In psychotherapy, the patient and therapist work together to clearly identify the particular nature of the emotional challenges experienced by the patient. In some cases, this process requires more intensive inquiry because the full nature of the emotional problem may not be immediately evident. In these instances, a psychological evaluation is recommended.
Comprehensive Psychological Evaluations
A comprehensive psychological evaluation is used to identify psychological issues through various tools available to the mental health professional. These specialized tools include structured interview techniques, behavioral observations, standardized self-report measures, and clinician administered projective measures.
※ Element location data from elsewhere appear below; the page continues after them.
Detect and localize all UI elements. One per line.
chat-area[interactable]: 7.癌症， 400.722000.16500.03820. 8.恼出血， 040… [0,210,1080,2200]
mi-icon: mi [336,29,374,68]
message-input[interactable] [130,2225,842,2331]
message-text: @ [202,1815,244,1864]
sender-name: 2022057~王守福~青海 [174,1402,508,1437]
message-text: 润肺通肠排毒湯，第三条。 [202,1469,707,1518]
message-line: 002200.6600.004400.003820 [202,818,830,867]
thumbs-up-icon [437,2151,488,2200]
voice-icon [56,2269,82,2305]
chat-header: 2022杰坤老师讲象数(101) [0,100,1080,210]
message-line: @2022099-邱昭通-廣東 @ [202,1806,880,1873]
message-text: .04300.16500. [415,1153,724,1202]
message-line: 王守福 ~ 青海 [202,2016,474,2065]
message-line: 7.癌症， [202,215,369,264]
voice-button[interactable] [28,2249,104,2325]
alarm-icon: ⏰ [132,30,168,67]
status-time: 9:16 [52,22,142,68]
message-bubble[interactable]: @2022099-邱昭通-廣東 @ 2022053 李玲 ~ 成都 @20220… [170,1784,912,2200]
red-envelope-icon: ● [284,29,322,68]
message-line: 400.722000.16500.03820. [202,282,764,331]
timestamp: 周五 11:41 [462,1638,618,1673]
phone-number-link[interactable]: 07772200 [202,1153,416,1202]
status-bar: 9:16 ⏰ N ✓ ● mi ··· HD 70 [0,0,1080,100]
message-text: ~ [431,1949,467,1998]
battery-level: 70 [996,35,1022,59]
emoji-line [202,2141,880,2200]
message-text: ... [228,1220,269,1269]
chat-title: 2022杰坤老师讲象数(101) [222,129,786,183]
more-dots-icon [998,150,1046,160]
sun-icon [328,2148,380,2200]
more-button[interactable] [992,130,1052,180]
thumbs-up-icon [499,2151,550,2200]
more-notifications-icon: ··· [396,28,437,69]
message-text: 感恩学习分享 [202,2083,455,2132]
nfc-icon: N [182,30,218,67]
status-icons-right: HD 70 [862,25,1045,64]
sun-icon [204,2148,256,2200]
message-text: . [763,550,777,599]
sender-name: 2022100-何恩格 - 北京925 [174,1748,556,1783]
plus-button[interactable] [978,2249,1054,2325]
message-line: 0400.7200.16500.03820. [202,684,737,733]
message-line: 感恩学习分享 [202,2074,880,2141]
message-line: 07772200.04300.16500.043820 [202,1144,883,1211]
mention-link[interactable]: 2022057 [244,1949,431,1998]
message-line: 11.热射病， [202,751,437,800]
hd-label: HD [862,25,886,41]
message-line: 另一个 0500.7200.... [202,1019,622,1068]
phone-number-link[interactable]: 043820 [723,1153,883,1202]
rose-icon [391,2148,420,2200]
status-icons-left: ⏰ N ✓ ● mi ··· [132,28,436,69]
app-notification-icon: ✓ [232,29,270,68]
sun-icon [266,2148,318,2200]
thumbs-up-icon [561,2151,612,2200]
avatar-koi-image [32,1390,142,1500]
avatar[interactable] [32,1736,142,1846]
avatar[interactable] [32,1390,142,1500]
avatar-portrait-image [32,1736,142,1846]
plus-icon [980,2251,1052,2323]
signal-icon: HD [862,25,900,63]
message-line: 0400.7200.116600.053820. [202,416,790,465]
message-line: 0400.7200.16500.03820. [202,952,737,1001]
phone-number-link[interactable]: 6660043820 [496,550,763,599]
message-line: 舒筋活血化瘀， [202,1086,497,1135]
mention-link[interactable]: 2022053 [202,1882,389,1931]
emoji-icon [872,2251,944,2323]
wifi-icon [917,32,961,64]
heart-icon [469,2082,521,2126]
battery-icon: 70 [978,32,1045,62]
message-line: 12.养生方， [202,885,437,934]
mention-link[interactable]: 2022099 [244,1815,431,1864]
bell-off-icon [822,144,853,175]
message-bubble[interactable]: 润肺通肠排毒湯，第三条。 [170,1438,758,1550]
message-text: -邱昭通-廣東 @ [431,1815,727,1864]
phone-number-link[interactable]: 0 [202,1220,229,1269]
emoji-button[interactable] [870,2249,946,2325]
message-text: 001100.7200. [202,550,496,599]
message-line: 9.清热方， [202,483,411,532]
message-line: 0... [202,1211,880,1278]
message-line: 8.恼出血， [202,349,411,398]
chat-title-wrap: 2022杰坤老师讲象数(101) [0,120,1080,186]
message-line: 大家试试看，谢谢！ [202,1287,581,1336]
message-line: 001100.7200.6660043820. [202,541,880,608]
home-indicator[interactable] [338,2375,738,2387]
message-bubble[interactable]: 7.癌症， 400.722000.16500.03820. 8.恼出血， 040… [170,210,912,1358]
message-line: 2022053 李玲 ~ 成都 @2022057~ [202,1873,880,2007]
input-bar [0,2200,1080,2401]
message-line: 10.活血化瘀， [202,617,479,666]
Patients may be referred for a psychological evaluation by their therapist to answer questions such as “What should we focus on first?” or “What kind of therapy would be most beneficial?”. Psychiatrists may request a psychological evaluation in order to inform medication questions such as “What psychiatric symptoms are most detrimental to this patient’s well-being?” or “Will this patient be able to manage the proposed treatment plan without hospitalization?”. Patients, too, may request a psychological evaluation to gain a deeper understanding of their emotional issues such as “Why am I so afraid of examining my feelings?” or “Am I crazy?”. The referral question for a psychological evaluation can be as specific or as general as will be helpful for the patient.
At The Village Institute, psychological evaluations result in extensive and intensive written reports that document the patients' psychological life in clear, non-jargon language that is useful to the patient and professional alike.